Don’t feel bad because I’m smoking
They ask and feel bad who are insecure
Who say after the act “Tell me a story”
And you may as well know
Don’t talk of “MARRIAGE” if this reconciliation
is to last.

*Dambudzo Marechera(photo) was born in 1952 in Vengere Township, Southern Rhodesia (present day Zimbabwe). The family called him "Tambudzai," meaning "the one who brings trouble". His father died when he was thirteen years old, leaving the family destitute. Because of his intelligence and academic talent, he received scholarships to continue his education.

Fiercely independent and brilliant, he had difficulties with the educational system throughout his academic career. He enrolled at the University of Rhodesia in 1972, but was expelled in 1973 as a result of his involvement with a student protest movement. Unlike many other suspended participants, Marechera was unrepentant about his role in the demonstrations. Despite his rather poor grades and iconoclastic behavior, his professors at the university admired his brilliance, and recommended him highly for a scholarship to Oxford. He enrolled in the New College in 1974, but was forced to withdraw because of his anti-social behavior.

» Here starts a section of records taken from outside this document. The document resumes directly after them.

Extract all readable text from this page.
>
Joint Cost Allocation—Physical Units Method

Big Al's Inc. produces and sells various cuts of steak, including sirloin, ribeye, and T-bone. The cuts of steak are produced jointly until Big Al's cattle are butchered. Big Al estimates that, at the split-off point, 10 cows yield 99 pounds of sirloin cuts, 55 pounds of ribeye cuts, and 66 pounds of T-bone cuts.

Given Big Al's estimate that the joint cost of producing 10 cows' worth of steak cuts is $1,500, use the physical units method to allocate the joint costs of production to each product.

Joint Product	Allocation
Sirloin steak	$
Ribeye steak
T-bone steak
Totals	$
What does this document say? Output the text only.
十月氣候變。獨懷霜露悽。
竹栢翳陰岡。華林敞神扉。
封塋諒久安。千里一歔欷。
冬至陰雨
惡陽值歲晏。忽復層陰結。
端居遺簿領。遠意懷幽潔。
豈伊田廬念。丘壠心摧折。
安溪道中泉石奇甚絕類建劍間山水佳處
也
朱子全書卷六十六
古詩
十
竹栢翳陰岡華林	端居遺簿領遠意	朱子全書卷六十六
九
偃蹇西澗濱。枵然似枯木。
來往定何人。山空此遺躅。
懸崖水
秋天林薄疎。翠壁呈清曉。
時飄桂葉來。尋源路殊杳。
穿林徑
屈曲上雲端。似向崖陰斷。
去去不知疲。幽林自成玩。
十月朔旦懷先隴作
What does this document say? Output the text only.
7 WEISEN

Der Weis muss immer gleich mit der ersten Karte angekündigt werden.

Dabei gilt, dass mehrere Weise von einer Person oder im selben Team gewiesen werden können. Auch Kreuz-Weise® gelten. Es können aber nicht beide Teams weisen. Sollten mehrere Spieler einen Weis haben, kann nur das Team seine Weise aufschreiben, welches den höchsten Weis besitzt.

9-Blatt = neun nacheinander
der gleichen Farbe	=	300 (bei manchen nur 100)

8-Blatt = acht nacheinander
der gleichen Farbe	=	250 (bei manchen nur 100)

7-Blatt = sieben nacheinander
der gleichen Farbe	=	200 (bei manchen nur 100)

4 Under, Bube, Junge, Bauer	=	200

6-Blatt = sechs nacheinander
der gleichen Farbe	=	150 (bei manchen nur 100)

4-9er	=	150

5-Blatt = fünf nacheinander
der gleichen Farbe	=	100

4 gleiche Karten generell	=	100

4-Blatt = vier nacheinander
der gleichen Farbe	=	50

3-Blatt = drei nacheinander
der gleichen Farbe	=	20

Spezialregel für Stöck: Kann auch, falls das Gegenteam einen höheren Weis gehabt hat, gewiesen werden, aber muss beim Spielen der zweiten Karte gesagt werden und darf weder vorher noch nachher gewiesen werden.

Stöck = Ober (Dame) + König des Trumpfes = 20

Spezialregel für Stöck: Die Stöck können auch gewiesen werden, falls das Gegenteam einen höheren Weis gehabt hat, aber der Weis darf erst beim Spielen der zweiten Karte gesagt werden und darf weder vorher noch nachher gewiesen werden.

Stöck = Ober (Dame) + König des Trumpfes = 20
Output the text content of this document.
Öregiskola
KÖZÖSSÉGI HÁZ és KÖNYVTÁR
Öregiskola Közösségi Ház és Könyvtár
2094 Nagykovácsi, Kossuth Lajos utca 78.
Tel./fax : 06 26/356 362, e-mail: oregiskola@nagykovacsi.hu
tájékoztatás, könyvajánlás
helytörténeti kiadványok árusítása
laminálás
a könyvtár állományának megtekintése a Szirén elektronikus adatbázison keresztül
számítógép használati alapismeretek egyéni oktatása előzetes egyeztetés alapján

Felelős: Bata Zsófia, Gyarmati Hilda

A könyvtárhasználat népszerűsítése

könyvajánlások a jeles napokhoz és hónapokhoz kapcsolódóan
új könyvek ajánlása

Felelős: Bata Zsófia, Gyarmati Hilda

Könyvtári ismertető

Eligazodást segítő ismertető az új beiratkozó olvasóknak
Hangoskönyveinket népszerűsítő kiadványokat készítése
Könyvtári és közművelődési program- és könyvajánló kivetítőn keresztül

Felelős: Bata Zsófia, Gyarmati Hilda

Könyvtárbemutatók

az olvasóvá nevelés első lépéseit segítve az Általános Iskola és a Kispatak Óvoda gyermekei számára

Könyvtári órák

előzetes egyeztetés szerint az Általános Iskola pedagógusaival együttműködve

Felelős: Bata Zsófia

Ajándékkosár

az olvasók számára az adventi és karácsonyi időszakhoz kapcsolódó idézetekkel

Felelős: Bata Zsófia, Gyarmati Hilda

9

While at Oxford, he wrote his first book of short stories, The House of Hunger. Somewhat reminiscent of Joyce’s Dubliners, the stories deal with psychological and social alienation. Marechera’s work is not material typically associated with "African" literature. His stories are psychologically, rather than politically, motivated as his depictions of living in exile and outsiderhood show. The House of Hunger received the Guardian Fiction Prize in 1979. While giving his acceptance speech, Marechera expressed his dislike of attaching prefixes such as "Irish" and "African" to the term "author".

His second book, Black Sunlight, is more typically "Joycean." It is unstructured, with characters who do not function in the standard plot-driven way, and surrealist, even less "African" than its predecessor. The publisher feared that it would not sell because it was not identifiably written by an African author. It probably would not have been published were it not for the critical success of his first book.

In 1982, Marechera returned to Zimbabwe after eight years in exile. His stay in Britain had been filled with poverty and several charges for petty crimes. In Zimbabwe, he continued his chaotic and self-destructive lifestyle, publishing only one more book, Mindblast, in 1984. He died in 1987.